I got an expression for free energy F in a book as: $$F(N_1) = \frac{N_1N_2}{N}W-kT(\log N!-\log N_1!-\log N_2!),\tag1\label1$$ where $N=N_1+N_2$. As what the book later introduced, the derivative of $\eqref1$ is: $$F'(N_1)=\frac{N_1-N_2}{N}W-kT\log\frac{N_1}{N_2}.\tag2\label2$$
Can anyone tell me the steps needed to derive $\eqref2$ from $\eqref1$?

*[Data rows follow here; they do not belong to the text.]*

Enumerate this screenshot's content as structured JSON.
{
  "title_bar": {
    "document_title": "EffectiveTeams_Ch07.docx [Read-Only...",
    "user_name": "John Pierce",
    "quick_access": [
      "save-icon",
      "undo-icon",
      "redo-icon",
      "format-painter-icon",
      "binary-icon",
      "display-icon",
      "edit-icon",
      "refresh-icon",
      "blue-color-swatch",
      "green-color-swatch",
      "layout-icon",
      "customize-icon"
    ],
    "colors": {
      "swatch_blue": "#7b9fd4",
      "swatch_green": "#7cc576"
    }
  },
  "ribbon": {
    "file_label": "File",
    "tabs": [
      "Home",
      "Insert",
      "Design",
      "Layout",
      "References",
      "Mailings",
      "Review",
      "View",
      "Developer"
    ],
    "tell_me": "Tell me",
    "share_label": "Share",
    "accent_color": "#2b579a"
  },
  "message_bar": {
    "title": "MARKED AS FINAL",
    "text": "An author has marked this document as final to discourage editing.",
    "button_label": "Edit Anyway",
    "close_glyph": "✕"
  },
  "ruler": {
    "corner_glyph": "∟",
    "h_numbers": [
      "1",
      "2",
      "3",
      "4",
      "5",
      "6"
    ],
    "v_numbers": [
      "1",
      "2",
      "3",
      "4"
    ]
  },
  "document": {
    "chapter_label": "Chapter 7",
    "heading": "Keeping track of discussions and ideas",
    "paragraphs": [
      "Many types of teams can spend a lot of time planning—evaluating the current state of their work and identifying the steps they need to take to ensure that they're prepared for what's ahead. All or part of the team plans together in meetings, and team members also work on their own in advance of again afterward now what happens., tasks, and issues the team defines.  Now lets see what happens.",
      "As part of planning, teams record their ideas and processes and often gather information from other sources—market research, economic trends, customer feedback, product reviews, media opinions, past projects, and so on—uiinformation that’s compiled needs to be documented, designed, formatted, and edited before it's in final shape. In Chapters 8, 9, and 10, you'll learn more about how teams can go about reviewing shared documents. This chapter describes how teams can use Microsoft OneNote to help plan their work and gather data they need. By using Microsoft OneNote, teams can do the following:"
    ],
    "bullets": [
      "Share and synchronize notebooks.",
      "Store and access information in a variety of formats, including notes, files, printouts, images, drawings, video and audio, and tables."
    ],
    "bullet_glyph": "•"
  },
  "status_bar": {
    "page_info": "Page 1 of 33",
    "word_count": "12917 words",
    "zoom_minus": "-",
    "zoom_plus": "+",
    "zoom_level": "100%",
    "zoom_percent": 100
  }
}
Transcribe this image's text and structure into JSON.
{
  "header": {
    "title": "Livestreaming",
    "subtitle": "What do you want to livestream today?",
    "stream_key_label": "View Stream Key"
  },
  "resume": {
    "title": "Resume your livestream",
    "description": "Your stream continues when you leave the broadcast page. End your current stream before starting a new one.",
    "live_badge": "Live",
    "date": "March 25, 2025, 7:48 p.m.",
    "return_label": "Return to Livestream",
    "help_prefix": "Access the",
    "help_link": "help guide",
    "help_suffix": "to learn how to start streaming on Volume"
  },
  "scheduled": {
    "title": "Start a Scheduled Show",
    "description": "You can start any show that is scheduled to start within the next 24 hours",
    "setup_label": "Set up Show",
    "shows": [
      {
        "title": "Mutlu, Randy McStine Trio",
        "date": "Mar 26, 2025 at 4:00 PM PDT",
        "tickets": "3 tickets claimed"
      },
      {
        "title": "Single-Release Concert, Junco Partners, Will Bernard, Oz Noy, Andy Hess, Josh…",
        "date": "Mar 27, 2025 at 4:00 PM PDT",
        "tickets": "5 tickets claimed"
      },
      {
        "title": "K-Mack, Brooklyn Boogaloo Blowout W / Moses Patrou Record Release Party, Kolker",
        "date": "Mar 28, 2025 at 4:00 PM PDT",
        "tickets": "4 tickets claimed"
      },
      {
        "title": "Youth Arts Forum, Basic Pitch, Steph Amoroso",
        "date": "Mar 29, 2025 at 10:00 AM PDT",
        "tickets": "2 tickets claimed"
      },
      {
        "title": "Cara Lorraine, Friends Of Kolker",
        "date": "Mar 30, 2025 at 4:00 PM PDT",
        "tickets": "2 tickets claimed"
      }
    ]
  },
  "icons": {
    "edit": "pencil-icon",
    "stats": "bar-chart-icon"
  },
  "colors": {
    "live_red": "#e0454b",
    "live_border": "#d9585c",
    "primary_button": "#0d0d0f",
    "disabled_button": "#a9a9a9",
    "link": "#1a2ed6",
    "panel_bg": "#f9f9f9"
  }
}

You need to use Stirling's Approximation: $$\ln n!=n\ln n-n$$
Then $$F(N_1) = \frac{N_1N_2}{N}W-kT(\log N!-\log N_1!-\log N_2!)$$ becomes $$F(N_1) = \frac{N_1N_2}{N}W-kT(N\log N-N-N_1\log N_1+N_1-N_2\log N_2+N_2)$$ $$\Rightarrow F(N_1) = \frac{N_1N_2}{N}W-kT(N\log N-N_1-N_2-N_1\log N_1+N_1-N_2\log N_2+N_2)$$ $$\Rightarrow F(N_1) = \frac{N_1N_2}{N}W-kT(N\log N-N_1\log N_1-N_2\log N_2)$$
See if this helps.